Do Kancelarii Premiera wysłano sto pytań dotyczących programu PRISM, jednak, jak opowiadała na antenie Polskiego Radia Szymielewicz, po raz drugi urzędnicy zignorowali pismo. Nie wiadomo więc, czy polskie służby miały do czynienia z PRISM i czy współpracowały ze służbami USA.
Pierwszy raz pytania zostały rozesłane jesienią 2013 r. Panoptykon działał w kooperacji z Helsińską Fundacją Praw Człowieka. Pytano m. in. o umowy o współpracy ze służbami amerykańskimi, o wiedzę Polski na temat PRISM zanim dowiedzieliśmy się o nim z zagranicznych mediów, o korzystanie z tego programu i zagrożenie, jakie generuje on dla polskich obywateli. Pytania trafiły do różnych instytucji, jednak to właśnie premier z ministrem spraw wewnętrznych mieli problemy z odpowiedzią.
Federalny program podsłuchu elektronicznego (PRISM), stworzony przez amerykańską Agencję Bezpieczeństwa Narodowego (NSA) ma umożliwiać czytanie i podsłuchiwanie tego, co generują w sieci internauci: e-maili, filmów z konta na YouTube, prywatnych wiadomości na Facebooku. Inwigilacja telefonów i internetu wywołała oburzenie amerykańskich obrońców praw obywatelskich.

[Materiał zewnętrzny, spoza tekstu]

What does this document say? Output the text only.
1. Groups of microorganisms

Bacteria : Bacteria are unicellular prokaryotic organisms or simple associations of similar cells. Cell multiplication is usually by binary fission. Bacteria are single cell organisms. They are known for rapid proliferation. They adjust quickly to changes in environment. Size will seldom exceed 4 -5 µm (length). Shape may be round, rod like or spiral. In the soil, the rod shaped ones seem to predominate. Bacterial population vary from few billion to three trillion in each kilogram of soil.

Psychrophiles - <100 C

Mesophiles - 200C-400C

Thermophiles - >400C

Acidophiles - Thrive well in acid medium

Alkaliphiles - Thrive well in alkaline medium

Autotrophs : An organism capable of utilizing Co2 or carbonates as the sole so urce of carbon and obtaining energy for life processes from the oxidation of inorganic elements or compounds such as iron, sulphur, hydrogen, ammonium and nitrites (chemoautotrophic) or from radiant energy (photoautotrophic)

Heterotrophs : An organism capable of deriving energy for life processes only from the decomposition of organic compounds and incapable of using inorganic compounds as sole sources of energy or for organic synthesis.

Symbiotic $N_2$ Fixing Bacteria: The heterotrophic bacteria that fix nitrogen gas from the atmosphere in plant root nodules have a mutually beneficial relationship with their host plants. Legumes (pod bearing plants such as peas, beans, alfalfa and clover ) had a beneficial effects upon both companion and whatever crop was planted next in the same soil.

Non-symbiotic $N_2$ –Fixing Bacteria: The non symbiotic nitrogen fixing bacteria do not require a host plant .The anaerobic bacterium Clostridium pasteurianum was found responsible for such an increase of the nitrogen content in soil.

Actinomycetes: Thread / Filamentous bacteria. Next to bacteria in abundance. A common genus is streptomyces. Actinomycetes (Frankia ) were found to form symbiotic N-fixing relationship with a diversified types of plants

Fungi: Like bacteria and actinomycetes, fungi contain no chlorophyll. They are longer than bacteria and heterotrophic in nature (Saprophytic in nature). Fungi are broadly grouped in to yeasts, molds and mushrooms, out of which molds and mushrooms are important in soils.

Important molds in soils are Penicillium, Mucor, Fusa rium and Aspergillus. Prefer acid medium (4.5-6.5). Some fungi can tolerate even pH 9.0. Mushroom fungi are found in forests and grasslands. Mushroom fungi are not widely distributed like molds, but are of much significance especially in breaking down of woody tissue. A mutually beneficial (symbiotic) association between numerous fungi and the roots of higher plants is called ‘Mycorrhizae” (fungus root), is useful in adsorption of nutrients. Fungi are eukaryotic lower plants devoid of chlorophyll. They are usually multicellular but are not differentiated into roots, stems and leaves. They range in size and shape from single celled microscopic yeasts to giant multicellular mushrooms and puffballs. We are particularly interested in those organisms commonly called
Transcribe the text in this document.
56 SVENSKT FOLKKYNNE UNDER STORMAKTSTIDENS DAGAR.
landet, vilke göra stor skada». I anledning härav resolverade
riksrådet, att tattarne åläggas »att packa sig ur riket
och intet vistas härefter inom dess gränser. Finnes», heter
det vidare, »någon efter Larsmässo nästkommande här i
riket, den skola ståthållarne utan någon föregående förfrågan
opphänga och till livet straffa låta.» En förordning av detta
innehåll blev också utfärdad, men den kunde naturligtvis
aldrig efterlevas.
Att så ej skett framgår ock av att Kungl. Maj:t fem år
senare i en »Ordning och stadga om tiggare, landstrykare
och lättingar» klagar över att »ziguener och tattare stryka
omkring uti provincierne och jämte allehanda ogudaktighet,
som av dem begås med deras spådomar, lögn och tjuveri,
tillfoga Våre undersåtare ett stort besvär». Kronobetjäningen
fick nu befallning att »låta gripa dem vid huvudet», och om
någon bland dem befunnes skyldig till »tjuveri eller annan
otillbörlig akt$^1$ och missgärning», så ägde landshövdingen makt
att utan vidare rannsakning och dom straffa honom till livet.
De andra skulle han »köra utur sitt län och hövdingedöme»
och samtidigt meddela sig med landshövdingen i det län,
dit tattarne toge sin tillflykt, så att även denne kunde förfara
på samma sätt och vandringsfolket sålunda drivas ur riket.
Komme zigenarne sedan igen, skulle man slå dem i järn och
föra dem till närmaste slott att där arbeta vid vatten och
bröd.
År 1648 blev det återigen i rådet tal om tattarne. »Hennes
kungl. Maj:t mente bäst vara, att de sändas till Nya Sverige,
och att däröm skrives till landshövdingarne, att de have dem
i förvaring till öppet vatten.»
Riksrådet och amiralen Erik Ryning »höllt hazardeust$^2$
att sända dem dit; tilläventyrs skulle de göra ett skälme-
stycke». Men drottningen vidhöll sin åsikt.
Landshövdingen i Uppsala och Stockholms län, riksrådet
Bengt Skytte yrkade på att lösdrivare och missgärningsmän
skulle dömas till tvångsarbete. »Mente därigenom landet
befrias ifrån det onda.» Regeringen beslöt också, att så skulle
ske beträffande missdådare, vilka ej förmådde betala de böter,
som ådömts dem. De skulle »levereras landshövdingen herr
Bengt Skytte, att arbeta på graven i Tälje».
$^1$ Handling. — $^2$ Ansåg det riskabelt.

Natomiast zdaniem urzędników państwowych, PRISM jest najpotężniejszym narzędziem w walce z terroryzmem. Stał się czołowym źródłem informacji dla NSA, wskazywanym w jednym na siedem raportów wywiadu.
Ogólnoświatowa akcja przeciwko inwigilacji użytkowników Internetu przez rządy nazywana jest "The Day We Fight Back", czyli "dzień, w którym atakiem odpowiadamy na atak". Panoptykon aktywnie włącza się w działania promujące prawo do prywatności poprzez udział w tym ruchu.